You may not learn about this version until you visit southern New Mexico — home to the famous, long green Hatch chiles — and start asking around about where to eat.
“Have you been to Chope’s?” the locals say. “You gotta try their chile con queso.”
Located in the small farming community of La Mesa, N.M., about 20 miles south of Las Cruces, the state’s second-largest city, Chope’s Town Bar & Cafe comprises two buildings on a gravel lot along Highway 28: a 19th-century adobe home turned restaurant, which opened in 1909, and a whitewashed bar that opened 40 years later.
Inside the bar, families, farmers and leather-clad bikers chat over the jukebox, which plays a mix of ’80s rock and thumping reggaeton. The chile con queso is deceptively monochromatic, a white bowl filled with melted white Cheddar and served alongside warm, foil-wrapped flour tortillas. Customers tear off bits of tortilla and plunge them through the thick cheese layer to unearth diced roasted chiles simmered in their own tangy, spicy liquor.
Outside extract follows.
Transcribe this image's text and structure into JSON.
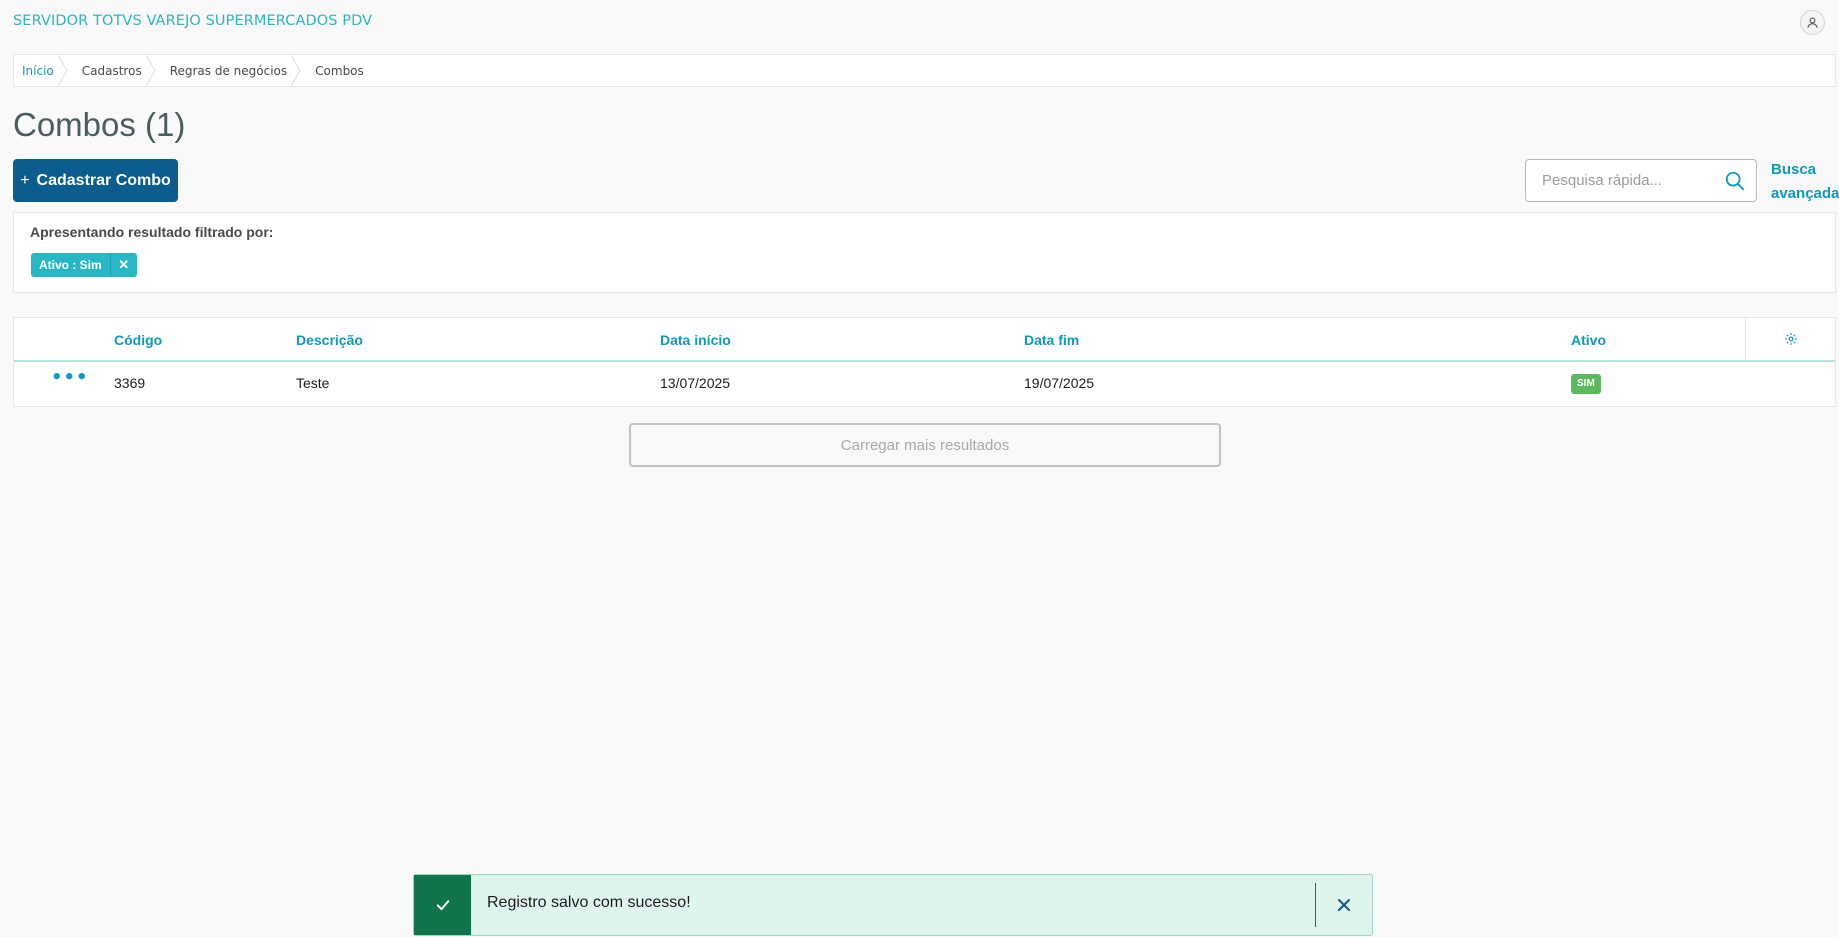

“That’s the traditional Mexican preparation style,” said Josefina Garcilazo, Chope’s head chef, in Spanish. She represents just a handful of people who have been entrusted with this 80-year-old recipe, which dates to the family’s forebears in Copper Canyon, Mexico.
“Queso Velveeta is,” she said, “gringo.”
Ms. Garcilazo works from a small galley kitchen inside the restaurant, the former home of its founders, Longina and Margarito Benavides. They named Chope’s after their son, José Benavides, nicknamed Chope for his uniform of overalls, or chopos. Chope Benavides and his wife, Lupe, the originator of the chile con queso recipe, took over in the 1940s. Their daughters, Margarita Martinez, Amelia Rivas and Cecilia Yañez, now own the restaurant.
D.J. Martinez, Ms. Martinez’s son and a fourth-generation manager with his brother Michael Martinez, said he feels as duty bound to safeguard his grandmother’s recipe, as he does Chope’s thick-battered chiles rellenos and sturdy enchiladas.
To him, they’re more than just recipes.
“Do you know what sazón means?” Mr. Martinez said. “Sazón means, like, the culture, the tradition, and the style of cooking all come together and create the flavor. That’s kind of what it means; that’s why it tastes so good.”
An El Paso native, the chef John Lewis grew up eating at Chope’s, a straight shot up Interstate 10, every other Saturday. And every meal began with queso. “Chope’s version exactly translates to how it’s read: It’s chiles with cheese.” He has tinkered with the simple dish for years and now serves a version at his New Mexican restaurant, Rancho Lewis, in Charleston, S.C.
Chope’s chile con queso starts with meaty, Anaheim-esque Joe E. Parker green chiles, which are grown and roasted in Las Cruces and Hatch — the center of chile production in New Mexico. Mariana Amaya, an assistant cook who has worked at Chope’s for 35 years, peels and dices them before simmering them — perhaps with chicken stock or onions?
Ms. Amaya makes all of Chope’s salsas, including three five-gallon containers per day of the base for its chile con queso and chili con carne. She is the caretaker of an industrial grater that’s also been here for 35 years, on which she grinds 50-pound blocks of white Cheddar daily before heaping a towering pile atop each bowl of salsa, the same way she has for decades.
“The cook is what makes the chile con queso special,” Ms. Amaya said, in Spanish. “I love my job.”